Затем детектив сержант Артур Худ доложил, что пришел на виллу «Девон» в пятницу 4 августа, после того как в полицейский участок Хэкни поступало сообщение от мисс Флоренс Фишер. Он обнаружил тело миссис Ропер в спальне на третьем этаже. Окна спальни выходили в сад позади дома. Позже в сопровождении констебля Дьюхеста он обследовал сад и нашел большой хлебный нож, лезвие которого было в засохшей крови. Нож лежал на клумбе рядом с домом, прямо у зеленой изгороди, отделявшей сад виллы «Девон» от соседнего. Судя по всему, нож выбросили из окна.
Хлебный нож также предъявили в качестве вещественного доказательства, и детектив сержант Худ опознал его как нож, который нашел. Он продолжил, что во вторник, 8 августа, сопровождал инспектора Лоуренса Пула в деревню Фэн-Диттон графства Кембридж, где проживал обвиняемый, а затем они препроводили его обратно в Лондон, и в полицейском участке ему было предъявлено обвинение в преднамеренном убийстве. Инспектор Пул зачитал обвинение, а сержант Худ присутствовал при этом, после чего подписал обвинительный акт.

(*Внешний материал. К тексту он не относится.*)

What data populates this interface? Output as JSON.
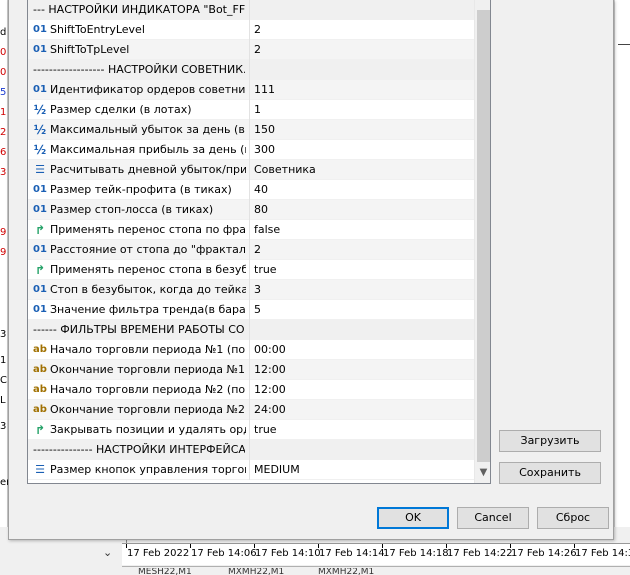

Сэмюэл Уильям Мерфи, кэбмен с Джадд-стрит, Кингс-Кросс, сообщил, что в половине пятого вечера, в четверг, 27 июля он ожидал заказа в ряду кэбов на Кингсленд-Хай-стрит, когда к нему подбежал мальчик-посыльный и сказал, чтобы он ехал к вилле «Девон» на Наварино-роуд за пассажиром до вокзала на Ливерпуль-стрит.
Он узнал своего пассажира в суде. Это подсудимый Альфред Ропер. Кэбмен подтвердил, что с обвиняемым был мальчик. Когда они доехали до станции, обвиняемый обнаружил, что забыл монетницу, и попросил отвезти его обратно на Наварино-роуд, но сначала договорился с носильщиком, чтобы тот присмотрел за мальчиком. Мистер Мерфи отвез обвиняемого обратно к вилле «Девон» и высадил там. Подождать его не просили.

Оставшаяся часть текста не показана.